Hoje não vale a pena insistir porque as dores de cabeça incomodam a nossa anfitriã. Instalamo-nos, por isso, nos dois sofás da sala, decorada com retratos de família. “Já falou com o seu filho hoje?”, pergunta Madalena Furtado, a voluntária que a acompanha mais regularmente. “Falamos todos os dias, ele liga várias vezes”, anui. Celestino da Conceição vive na Suíça, mas junta os dias de folga para matar as saudades da mãe. Chega no dia 13 [de agosto]. Vão almoçar fora e passear a Cascais, uma das rotinas que gostam de cumprir. 

Não esquece a data. Nem o número de telefone, que sabe de cor, mas, pelo sim pelo não, está gravado a carvão num caderno ao lado do sofá. Diz a sabedoria popular que as conversas são como as cerejas e assim se comprova durante quase duas horas de diálogo. 
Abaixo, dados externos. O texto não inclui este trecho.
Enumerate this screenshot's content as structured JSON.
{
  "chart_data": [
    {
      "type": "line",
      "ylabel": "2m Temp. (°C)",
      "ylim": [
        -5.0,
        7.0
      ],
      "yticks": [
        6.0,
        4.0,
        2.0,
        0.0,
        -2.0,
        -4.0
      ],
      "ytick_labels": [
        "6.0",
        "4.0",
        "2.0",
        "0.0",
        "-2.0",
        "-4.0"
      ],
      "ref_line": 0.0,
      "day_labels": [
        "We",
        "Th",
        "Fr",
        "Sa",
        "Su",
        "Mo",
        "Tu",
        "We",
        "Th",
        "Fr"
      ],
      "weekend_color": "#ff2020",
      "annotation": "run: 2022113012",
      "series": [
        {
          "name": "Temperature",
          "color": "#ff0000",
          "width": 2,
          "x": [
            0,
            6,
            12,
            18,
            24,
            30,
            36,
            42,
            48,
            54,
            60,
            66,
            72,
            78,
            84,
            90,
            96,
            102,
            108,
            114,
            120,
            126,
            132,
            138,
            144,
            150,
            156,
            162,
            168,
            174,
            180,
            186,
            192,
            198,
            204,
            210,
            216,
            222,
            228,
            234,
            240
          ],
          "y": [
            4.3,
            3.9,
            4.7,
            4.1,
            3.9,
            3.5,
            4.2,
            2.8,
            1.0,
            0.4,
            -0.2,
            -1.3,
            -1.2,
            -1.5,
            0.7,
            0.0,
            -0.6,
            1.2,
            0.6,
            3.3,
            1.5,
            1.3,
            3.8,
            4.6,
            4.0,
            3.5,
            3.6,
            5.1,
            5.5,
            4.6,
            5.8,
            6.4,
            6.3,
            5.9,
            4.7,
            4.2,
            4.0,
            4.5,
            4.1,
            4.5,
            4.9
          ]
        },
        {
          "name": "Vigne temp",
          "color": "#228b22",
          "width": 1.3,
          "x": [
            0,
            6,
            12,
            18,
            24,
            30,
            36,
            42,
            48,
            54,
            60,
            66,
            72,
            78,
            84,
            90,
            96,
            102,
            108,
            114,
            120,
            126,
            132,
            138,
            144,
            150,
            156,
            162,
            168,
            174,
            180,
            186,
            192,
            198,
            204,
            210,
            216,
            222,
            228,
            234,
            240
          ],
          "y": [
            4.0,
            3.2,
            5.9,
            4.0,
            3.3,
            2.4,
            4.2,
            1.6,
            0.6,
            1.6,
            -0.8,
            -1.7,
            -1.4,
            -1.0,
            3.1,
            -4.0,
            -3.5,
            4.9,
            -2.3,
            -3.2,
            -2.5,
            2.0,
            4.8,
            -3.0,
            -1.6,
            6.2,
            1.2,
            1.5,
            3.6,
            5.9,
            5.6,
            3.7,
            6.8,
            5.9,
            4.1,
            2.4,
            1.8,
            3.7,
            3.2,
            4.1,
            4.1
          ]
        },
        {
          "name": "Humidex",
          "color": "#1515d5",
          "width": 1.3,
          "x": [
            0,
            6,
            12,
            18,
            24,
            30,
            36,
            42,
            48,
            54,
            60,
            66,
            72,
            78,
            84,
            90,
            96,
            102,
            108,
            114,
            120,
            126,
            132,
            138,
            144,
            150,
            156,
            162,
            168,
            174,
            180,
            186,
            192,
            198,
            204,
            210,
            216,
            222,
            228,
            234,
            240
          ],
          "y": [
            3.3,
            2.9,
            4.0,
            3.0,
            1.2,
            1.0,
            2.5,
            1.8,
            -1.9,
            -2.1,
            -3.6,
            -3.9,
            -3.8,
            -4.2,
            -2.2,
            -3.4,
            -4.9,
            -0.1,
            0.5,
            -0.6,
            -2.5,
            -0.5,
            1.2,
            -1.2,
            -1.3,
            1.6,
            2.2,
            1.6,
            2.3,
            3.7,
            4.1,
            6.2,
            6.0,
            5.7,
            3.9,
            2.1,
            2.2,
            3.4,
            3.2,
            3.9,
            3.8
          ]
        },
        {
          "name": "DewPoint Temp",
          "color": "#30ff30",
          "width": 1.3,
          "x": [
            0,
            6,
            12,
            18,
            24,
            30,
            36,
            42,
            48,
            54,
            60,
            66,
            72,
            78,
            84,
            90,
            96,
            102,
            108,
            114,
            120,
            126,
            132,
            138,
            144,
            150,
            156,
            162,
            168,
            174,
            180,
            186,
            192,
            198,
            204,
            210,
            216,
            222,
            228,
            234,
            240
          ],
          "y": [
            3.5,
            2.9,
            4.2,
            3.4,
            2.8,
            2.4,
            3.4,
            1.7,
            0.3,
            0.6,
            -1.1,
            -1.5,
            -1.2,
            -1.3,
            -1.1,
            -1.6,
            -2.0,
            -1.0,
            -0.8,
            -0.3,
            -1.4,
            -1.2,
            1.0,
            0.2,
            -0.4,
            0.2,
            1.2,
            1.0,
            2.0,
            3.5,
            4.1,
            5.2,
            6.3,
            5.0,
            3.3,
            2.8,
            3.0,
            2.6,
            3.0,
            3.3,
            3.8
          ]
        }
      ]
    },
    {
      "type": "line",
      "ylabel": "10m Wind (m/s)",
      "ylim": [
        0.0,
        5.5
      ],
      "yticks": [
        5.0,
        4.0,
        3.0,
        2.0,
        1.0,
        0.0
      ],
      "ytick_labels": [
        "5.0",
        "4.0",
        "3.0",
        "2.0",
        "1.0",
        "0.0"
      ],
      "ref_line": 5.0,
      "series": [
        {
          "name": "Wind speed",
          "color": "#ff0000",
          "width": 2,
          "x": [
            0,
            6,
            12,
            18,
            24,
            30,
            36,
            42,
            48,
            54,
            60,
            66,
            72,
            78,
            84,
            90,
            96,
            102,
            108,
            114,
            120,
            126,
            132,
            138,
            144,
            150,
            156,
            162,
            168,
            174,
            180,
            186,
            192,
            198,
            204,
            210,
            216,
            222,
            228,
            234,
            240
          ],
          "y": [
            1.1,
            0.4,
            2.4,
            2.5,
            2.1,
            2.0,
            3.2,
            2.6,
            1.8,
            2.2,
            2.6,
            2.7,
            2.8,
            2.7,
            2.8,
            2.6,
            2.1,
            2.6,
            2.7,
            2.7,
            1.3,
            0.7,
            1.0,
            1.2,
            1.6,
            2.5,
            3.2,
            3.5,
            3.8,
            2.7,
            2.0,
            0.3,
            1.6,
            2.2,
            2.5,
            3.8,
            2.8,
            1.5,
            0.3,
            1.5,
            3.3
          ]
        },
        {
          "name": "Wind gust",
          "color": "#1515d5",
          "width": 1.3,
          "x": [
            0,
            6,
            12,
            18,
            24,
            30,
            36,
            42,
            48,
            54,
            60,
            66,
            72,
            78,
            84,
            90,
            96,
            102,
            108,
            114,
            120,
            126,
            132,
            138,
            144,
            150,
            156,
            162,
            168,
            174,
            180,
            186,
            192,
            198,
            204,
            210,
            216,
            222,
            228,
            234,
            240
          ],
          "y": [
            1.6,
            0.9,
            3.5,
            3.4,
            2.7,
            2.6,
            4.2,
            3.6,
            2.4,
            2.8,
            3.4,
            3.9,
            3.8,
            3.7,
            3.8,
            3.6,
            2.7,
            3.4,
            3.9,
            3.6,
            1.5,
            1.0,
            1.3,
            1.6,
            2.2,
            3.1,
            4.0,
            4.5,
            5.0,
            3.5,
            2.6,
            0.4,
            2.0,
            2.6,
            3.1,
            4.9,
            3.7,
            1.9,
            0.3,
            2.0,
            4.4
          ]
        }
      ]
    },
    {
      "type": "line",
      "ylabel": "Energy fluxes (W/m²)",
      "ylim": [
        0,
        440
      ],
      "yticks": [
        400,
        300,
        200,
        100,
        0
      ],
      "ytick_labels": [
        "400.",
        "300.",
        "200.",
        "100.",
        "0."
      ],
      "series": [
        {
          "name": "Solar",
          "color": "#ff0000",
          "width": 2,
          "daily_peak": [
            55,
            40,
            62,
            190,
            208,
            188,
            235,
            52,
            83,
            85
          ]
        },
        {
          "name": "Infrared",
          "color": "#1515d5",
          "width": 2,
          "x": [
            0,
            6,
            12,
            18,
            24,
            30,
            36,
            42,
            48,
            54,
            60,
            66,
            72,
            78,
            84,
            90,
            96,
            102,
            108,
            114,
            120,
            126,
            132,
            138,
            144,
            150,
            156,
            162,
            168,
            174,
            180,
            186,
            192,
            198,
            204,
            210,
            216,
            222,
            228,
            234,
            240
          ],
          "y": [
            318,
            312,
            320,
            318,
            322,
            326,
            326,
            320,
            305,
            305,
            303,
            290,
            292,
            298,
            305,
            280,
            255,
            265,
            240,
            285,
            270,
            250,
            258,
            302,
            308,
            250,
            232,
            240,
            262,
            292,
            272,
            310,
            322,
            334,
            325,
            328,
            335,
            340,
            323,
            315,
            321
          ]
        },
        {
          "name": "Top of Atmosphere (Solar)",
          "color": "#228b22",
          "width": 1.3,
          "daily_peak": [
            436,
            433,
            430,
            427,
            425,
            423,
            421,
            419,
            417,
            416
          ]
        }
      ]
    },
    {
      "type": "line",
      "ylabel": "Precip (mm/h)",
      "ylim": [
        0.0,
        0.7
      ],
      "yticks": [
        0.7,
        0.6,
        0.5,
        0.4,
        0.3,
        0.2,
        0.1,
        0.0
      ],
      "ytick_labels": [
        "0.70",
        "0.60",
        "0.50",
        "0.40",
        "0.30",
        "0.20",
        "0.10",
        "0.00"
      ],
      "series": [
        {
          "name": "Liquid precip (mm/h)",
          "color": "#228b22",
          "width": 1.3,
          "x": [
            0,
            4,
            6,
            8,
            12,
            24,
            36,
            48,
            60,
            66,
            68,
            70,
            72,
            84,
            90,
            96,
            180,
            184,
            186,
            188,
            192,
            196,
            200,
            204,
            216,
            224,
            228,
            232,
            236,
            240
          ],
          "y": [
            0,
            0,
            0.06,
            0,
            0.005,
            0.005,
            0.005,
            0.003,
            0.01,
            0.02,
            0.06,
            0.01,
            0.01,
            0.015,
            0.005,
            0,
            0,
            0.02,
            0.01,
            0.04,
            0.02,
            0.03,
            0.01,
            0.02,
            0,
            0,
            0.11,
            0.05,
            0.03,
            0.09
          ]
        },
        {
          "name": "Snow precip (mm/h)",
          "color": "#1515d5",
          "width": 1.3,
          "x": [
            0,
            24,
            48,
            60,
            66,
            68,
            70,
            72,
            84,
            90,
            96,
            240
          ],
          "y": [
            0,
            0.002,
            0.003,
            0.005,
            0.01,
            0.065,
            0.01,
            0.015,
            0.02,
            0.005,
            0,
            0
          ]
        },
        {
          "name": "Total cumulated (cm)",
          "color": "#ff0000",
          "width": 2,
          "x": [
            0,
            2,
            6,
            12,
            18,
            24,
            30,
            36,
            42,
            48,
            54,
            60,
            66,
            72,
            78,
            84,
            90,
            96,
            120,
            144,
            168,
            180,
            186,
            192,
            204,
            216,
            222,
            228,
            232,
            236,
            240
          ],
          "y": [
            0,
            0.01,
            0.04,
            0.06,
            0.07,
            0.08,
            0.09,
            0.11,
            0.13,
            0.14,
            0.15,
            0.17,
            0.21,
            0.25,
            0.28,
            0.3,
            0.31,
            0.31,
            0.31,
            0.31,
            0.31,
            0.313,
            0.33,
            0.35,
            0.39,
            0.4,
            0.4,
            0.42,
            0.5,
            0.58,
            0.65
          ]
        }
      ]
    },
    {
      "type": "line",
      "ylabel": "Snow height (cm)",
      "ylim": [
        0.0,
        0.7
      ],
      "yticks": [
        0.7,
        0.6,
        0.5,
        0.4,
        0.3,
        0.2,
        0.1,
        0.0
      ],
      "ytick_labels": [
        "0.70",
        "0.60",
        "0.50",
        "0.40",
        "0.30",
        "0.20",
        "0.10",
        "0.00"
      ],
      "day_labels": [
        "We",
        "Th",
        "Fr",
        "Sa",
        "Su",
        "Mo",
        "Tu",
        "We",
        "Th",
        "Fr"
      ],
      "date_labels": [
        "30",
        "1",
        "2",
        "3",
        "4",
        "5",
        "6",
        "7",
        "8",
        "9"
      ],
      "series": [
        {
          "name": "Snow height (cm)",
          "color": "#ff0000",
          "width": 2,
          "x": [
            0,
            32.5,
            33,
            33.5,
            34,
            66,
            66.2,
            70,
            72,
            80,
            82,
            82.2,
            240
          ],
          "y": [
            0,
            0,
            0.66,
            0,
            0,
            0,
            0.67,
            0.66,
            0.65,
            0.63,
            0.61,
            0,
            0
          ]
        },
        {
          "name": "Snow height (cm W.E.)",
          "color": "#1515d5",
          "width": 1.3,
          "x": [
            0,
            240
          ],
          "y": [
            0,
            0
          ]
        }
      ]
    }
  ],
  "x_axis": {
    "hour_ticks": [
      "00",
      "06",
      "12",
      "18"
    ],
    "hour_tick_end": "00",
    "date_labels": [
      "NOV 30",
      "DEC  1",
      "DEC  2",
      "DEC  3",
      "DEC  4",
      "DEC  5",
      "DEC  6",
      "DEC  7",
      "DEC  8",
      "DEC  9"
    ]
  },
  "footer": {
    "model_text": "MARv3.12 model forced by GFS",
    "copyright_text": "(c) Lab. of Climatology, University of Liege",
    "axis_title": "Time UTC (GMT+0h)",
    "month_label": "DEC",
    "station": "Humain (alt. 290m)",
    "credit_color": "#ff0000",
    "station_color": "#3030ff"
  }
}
As palavras fazem-nos recuar 60 anos no tempo, até à mocidade numa aldeia em Felgueiras. Tempos difíceis, sem muito para comer, que a levaram até ao hospital de Alcácer do Sal, onde trabalhou como ajudante e conheceu o rapaz que viria a ser seu marido. Depois de uma carta trocada às escondidas é expulsa pelas freiras e regressa à terra natal. O rapaz vende a bicicleta para comprar o bilhete de comboio e segue-lhe o rasto até Felgueiras, onde se instala num quarto emprestado. “Mas dormia com quem?”, pergunta uma das voluntárias. “Com o colchão”, brinca Conceição Lopes. “Naquele tempo era tudo pelo respeito, tivemos de esperar muito tempo para casar pela igreja. Ele não era batizado e teve de fazer a preparação”. 

“Essa história parece um filme”, comenta divertida a voluntária Celina Semedo. Em pouco tempo, tornam-se confidentes e trocam olhares cúmplices. Riem muito, até a voz se esgotar. A dor de cabeça desaparece por fim, efeito do comprimido e da boa disposição que, entretanto, se apoderou desta casa. “Gosto muito destas visitas, fazem-me tão bem”, conta a idosa. A televisão passou para segundo plano e a ação desenrola-se em direto na sala de visitas.

É difícil não nos envolvermos no enredo da exímia contadora de histórias, que nos chega com detalhe quase cinematográfico. Madalena Furtado, ajudante-familiar do SAD Moinhos da Funcheira, acompanha Conceição de perto há largos meses e não disfarça a afeição que nutre pela avó emprestada. “Às vezes parece que somos da família deles. Chegamos a casa e temos a cabeça noutro sítio, ficamos a pensar se a pessoa já comeu e ficamos de coração apertado”.

Na hora da despedida, as palavras multiplicam-se como acontece na casa da avó ou da tia que não nos deixa partir. Apesar da visão turva, Conceição assiste do alto das escadas à nossa partida com um sorriso. Madalena dá-lhe um beijo na mão e deixa um ultimo recado: “enquanto cá está é porque tem uma missão”.